Sa main trembla. Regret, frustration, chagrin. Nombre de sentiments se jouaient de lui en ce moment présent mais qu’il ne pouvait évacuer de par son statut de Grand Pope. Il n’était pas en mesure de se le permettre. Cela lui était interdit. Un chef se doit de ne montrer aucun signe de faiblesse quel que soit le motif…
« Grand Pope Shion, snif, Grand Pope Shion. » fit une petite voix pleureuse qui l’obligea à détourner ses pensées de son élève.
En haut des marches, tout essoufflé d’avoir gravit ces dernières tout en pleurant, se trouvait un enfant dont le visage habituellement si joyeux n’était plus que douleur et ravagé de peine et de tristesse.

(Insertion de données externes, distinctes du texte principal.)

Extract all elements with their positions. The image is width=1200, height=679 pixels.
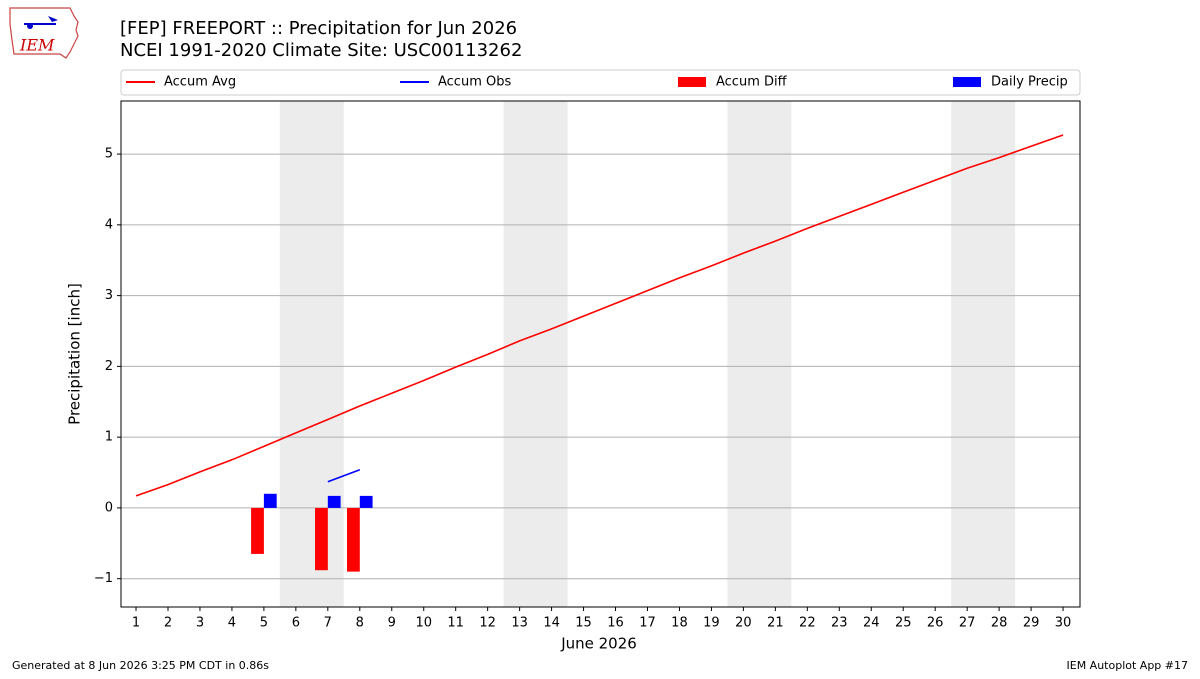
footer-right: IEM Autoplot App #17: [1067, 659, 1189, 672]
logo: IEM: [9, 7, 79, 59]
x-tick-label: 21: [767, 616, 784, 631]
x-tick-label: 18: [671, 616, 688, 631]
x-tick-label: 13: [511, 616, 528, 631]
bar: [315, 507, 328, 571]
chart-subtitle: NCEI 1991-2020 Climate Site: USC00113262: [120, 40, 522, 61]
x-tick-label: 12: [479, 616, 496, 631]
y-tick-label: 1: [105, 430, 113, 445]
x-tick-label: 6: [292, 616, 300, 631]
y-tick-label: 0: [105, 500, 113, 515]
chart-title: [FEP] FREEPORT :: Precipitation for Jun …: [120, 18, 517, 39]
x-tick-label: 25: [895, 616, 912, 631]
legend-swatch: [678, 77, 706, 87]
logo-icon: [27, 23, 33, 29]
series-line: [135, 134, 1064, 497]
logo-icon: [48, 16, 58, 22]
bar: [327, 495, 341, 508]
x-tick-label: 3: [196, 616, 204, 631]
x-tick-label: 20: [735, 616, 752, 631]
weekend-shade: [727, 101, 792, 607]
x-axis-label: June 2026: [560, 635, 637, 653]
x-tick-label: 4: [228, 616, 236, 631]
x-tick-label: 19: [703, 616, 720, 631]
y-tick-label: −1: [94, 571, 113, 586]
x-tick-label: 7: [324, 616, 332, 631]
bar: [359, 495, 373, 508]
weekend-shade: [279, 101, 344, 607]
x-tick-label: 11: [447, 616, 464, 631]
x-tick-label: 15: [575, 616, 592, 631]
series-line: [327, 468, 361, 483]
x-tick-label: 23: [831, 616, 848, 631]
x-tick-label: 5: [260, 616, 268, 631]
x-tick-label: 14: [543, 616, 560, 631]
legend-box: [120, 69, 1081, 96]
weekend-shade: [503, 101, 568, 607]
x-tick-label: 28: [991, 616, 1008, 631]
x-tick-label: 9: [388, 616, 396, 631]
x-tick-label: 8: [356, 616, 364, 631]
weekend-shade: [951, 101, 1016, 607]
plot-area: [121, 101, 1080, 607]
y-tick-label: 3: [105, 288, 113, 303]
legend-label: Daily Precip: [991, 75, 1068, 90]
x-tick-label: 16: [607, 616, 624, 631]
y-tick-label: 5: [105, 147, 113, 162]
bar: [347, 507, 360, 572]
x-tick-label: 27: [959, 616, 976, 631]
x-tick-label: 22: [799, 616, 816, 631]
x-tick-label: 17: [639, 616, 656, 631]
x-tick-label: 1: [132, 616, 140, 631]
legend-swatch: [953, 77, 981, 87]
x-tick-label: 2: [164, 616, 172, 631]
logo-text: IEM: [19, 36, 55, 55]
y-tick-label: 4: [105, 217, 113, 232]
x-tick-label: 29: [1023, 616, 1040, 631]
legend-label: Accum Avg: [164, 75, 236, 90]
plot-frame: [120, 100, 1081, 608]
x-tick-label: 10: [415, 616, 432, 631]
y-axis-label: Precipitation [inch]: [66, 283, 84, 425]
x-tick-label: 30: [1055, 616, 1072, 631]
footer-left: Generated at 8 Jun 2026 3:25 PM CDT in 0…: [12, 659, 269, 672]
bar: [251, 507, 264, 554]
x-tick-label: 26: [927, 616, 944, 631]
legend-label: Accum Diff: [716, 75, 788, 90]
logo-outline: [9, 7, 79, 59]
x-tick-label: 24: [863, 616, 880, 631]
y-tick-label: 2: [105, 359, 113, 374]
bar: [263, 493, 277, 508]
legend-label: Accum Obs: [438, 75, 511, 90]
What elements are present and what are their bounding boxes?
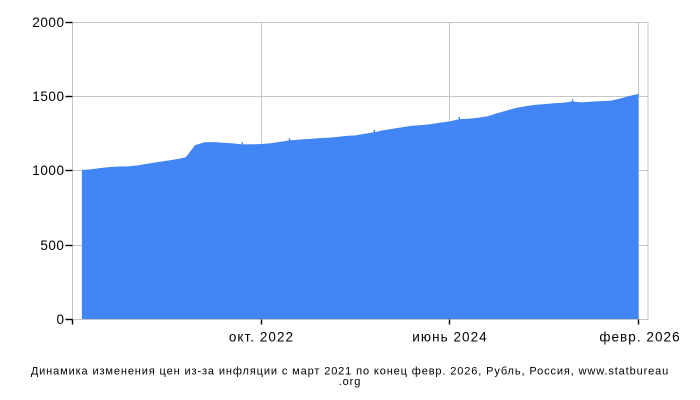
svg-text:1000: 1000 bbox=[32, 163, 64, 178]
svg-text:500: 500 bbox=[40, 238, 64, 253]
svg-text:февр. 2026: февр. 2026 bbox=[599, 329, 680, 344]
svg-text:.org: .org bbox=[339, 376, 361, 388]
svg-text:0: 0 bbox=[56, 312, 64, 327]
svg-text:1500: 1500 bbox=[32, 89, 64, 104]
svg-text:2000: 2000 bbox=[32, 15, 64, 30]
svg-text:Динамика изменения цен из-за и: Динамика изменения цен из-за инфляции с … bbox=[31, 366, 669, 378]
svg-text:окт. 2022: окт. 2022 bbox=[229, 329, 294, 344]
svg-text:июнь 2024: июнь 2024 bbox=[412, 329, 487, 344]
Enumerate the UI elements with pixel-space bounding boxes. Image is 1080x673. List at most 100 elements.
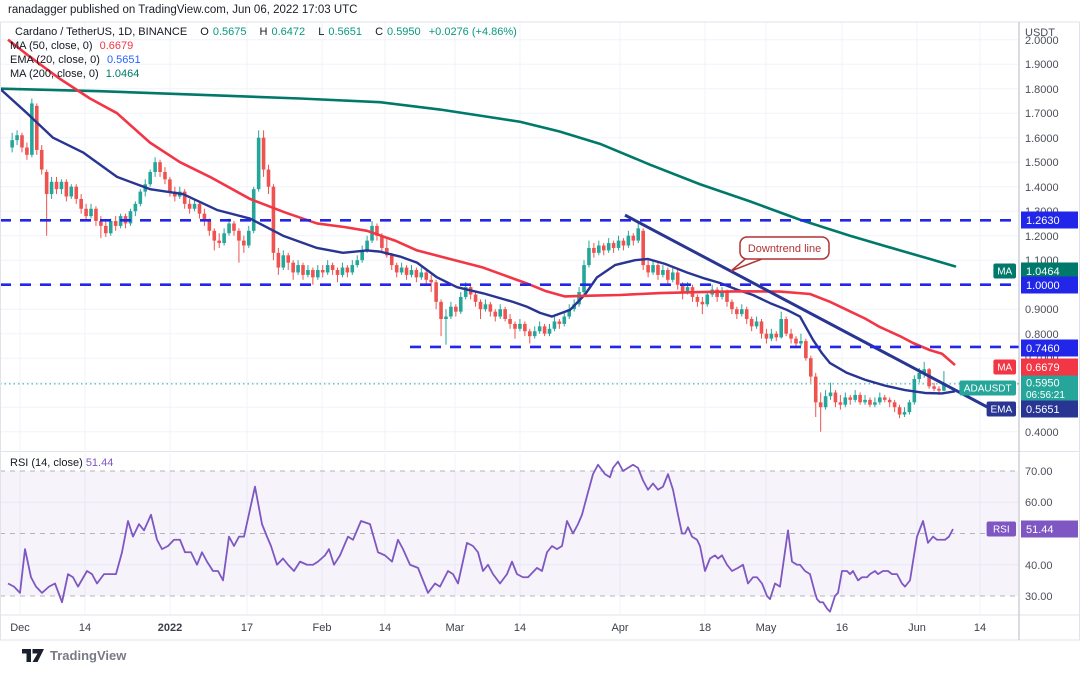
candle-body [138,191,143,204]
tradingview-logo[interactable]: TradingView [22,648,126,663]
indicator-legend-ema20[interactable]: EMA (20, close, 0) 0.5651 [10,54,141,66]
candle-body [518,323,522,329]
candle-body [651,265,655,273]
candle-body [79,198,83,209]
ema20-line [1,87,956,395]
candle-body [735,309,739,315]
candle-body [532,331,537,337]
candle-body [458,296,463,312]
time-axis-label: 14 [514,622,526,634]
time-axis-label: Dec [10,622,30,634]
candle-body [429,279,433,283]
candle-body [897,407,902,415]
axis-badge-value-box [1021,400,1078,418]
candle-body [158,162,162,172]
price-axis-label: 0.4000 [1025,427,1059,439]
price-pane[interactable] [0,38,996,432]
candle-body [887,399,892,403]
axis-badge: 1.0000 [1021,276,1078,294]
downtrend-trendline[interactable] [624,213,996,413]
candle-body [616,240,621,248]
candle-body [705,294,710,305]
candle-body [828,392,833,397]
candle-body [582,265,586,293]
candle-body [163,172,167,180]
axis-badge-value-box [1021,339,1078,357]
price-axis-label: 1.4000 [1025,182,1059,194]
candle-body [725,292,729,302]
time-axis-label: Mar [446,622,465,634]
candle-body [350,265,355,273]
candle-body [720,292,724,297]
candle-body [853,394,857,400]
time-axis[interactable]: Dec 14 2022 17 Feb 14 Mar 14 Apr 18 May 16 Jun 14 [10,622,986,634]
candle-body [281,255,286,268]
indicator-legend-ma200[interactable]: MA (200, close, 0) 1.0464 [10,68,140,80]
candle-body [577,292,581,305]
candle-body [104,225,108,234]
candle-body [20,135,24,148]
candle-body [232,223,236,231]
time-axis-label: 14 [974,622,986,634]
rsi-value: 51.44 [85,457,114,469]
candle-body [30,103,34,155]
candle-body [217,240,221,244]
axis-badge-value: 0.5651 [1026,404,1060,416]
candle-body [454,306,458,312]
time-axis-label: Feb [313,622,332,634]
candle-body [291,262,295,273]
price-axis-label: 1.2000 [1025,231,1059,243]
axis-badge-value: 0.6679 [1026,362,1060,374]
candle-body [113,221,118,226]
candle-body [320,270,325,273]
candle-body [917,372,922,380]
candle-body [473,294,478,302]
rsi-legend-row[interactable]: RSI (14, close) 51.44 [10,457,114,469]
candle-body [202,213,207,221]
axis-badge: 0.7460 [1021,339,1078,357]
axis-badge-countdown: 06:56:21 [1026,390,1065,401]
candle-body [547,328,552,334]
candle-body [301,265,305,275]
candle-body [424,272,429,280]
candle-body [557,321,562,324]
time-axis-label: Jun [908,622,926,634]
indicator-legend-ma50[interactable]: MA (50, close, 0) 0.6679 [10,40,134,52]
candle-body [266,169,271,187]
candle-body [380,235,384,248]
axis-badge: RSI 51.44 [986,520,1078,538]
candle-body [153,162,157,172]
candle-body [478,301,483,310]
candle-body [656,265,660,275]
price-axis-label: 0.9000 [1025,304,1059,316]
candle-body [251,189,256,231]
time-axis-label: 14 [379,622,391,634]
candle-body [419,272,424,278]
candle-body [749,319,754,327]
change-value: +0.0276 (+4.86%) [428,26,517,38]
candle-body [680,284,685,293]
candle-body [730,301,734,310]
candle-body [868,399,872,405]
candle-body [739,309,744,315]
candle-body [286,255,291,263]
axis-badge-chip-text: MA [997,363,1012,374]
candle-body [646,265,650,273]
price-axis-label: USDT [1025,27,1055,39]
tradingview-logo-icon [22,649,44,662]
symbol-legend-row[interactable]: Cardano / TetherUS, 1D, BINANCE O 0.5675 … [10,26,517,39]
candle-body [606,243,611,251]
candle-body [794,338,798,344]
rsi-axis-label: 30.00 [1025,591,1053,603]
candle-body [449,306,453,317]
grid-lines [0,22,1019,615]
candle-body [537,326,542,332]
watermark-text: TradingView [50,648,127,663]
rsi-axis-label: 60.00 [1025,497,1053,509]
axis-badge-value: 1.0464 [1026,266,1060,278]
price-axis-label: 1.8000 [1025,84,1059,96]
candle-body [493,311,498,317]
downtrend-callout[interactable]: Downtrend line [730,236,830,272]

Le cœur de Shion se brisa à voir l’élève de son disciple encore plus affligé que lui par le drame qui venait de se dérouler.
« Grand Pope Shion, pleura-t-il, je veux pas, snif. Je veux pas qu’il s’en aille, snif. Je veux voir Maître Mü, snif. S’il vous plaît faîtes qu’il revienne, je veux revoir Maître Mü… » s’effondra-t-il incapable de continuer sa phrase tant son corps était secoué de sanglots.
Déchiré, Shion se jeta à terre pour enserrer Kiki contre lui aussi fort qu’il le pouvait. Le jeune atlante fondit en larmes bruyamment en criant sa détresse pour la perte de son maître.
Un flot lacrymal silencieux se déversa des yeux de Shion dans l’incapacité de calmer le pauvre enfant. Qu’importe si les autres le voyaient ainsi car, derrière ses habits de Grand Pope, se trouvait aussi le cœur fragile d’un humain que le trop plein d’émotions avait finit par faire craquer.
Mais personne ne le jugerait. Personne ne verrait d’un œil coupable les pleurs de la perte d’un être cher, d’un camarade.
Un linceul de tristesse était tombé sur le Sanctuaire alors que les cris de désespoir de Kiki résonnaient à travers les Douze Maisons dont une serait à présent vide de son propriétaire.
Athéna les regardait, plus peinée que jamais. Sa douleur transperçait chacun de ses chevaliers et recouvrait le Sanctuaire qu’elle n’avait put protéger.
Des larmes de tristesse ruisselaient sur ses joues rosies par le vent froid de la mort qui s’était abattu sur eux. La main crispée sur son sceptre, elle entama un chant funèbre à la veillée des cieux. Une mélopée funèbre pour compter l’affliction qui tous, sans exception, les habitait.
Car ce soir le Sanctuaire était en deuil.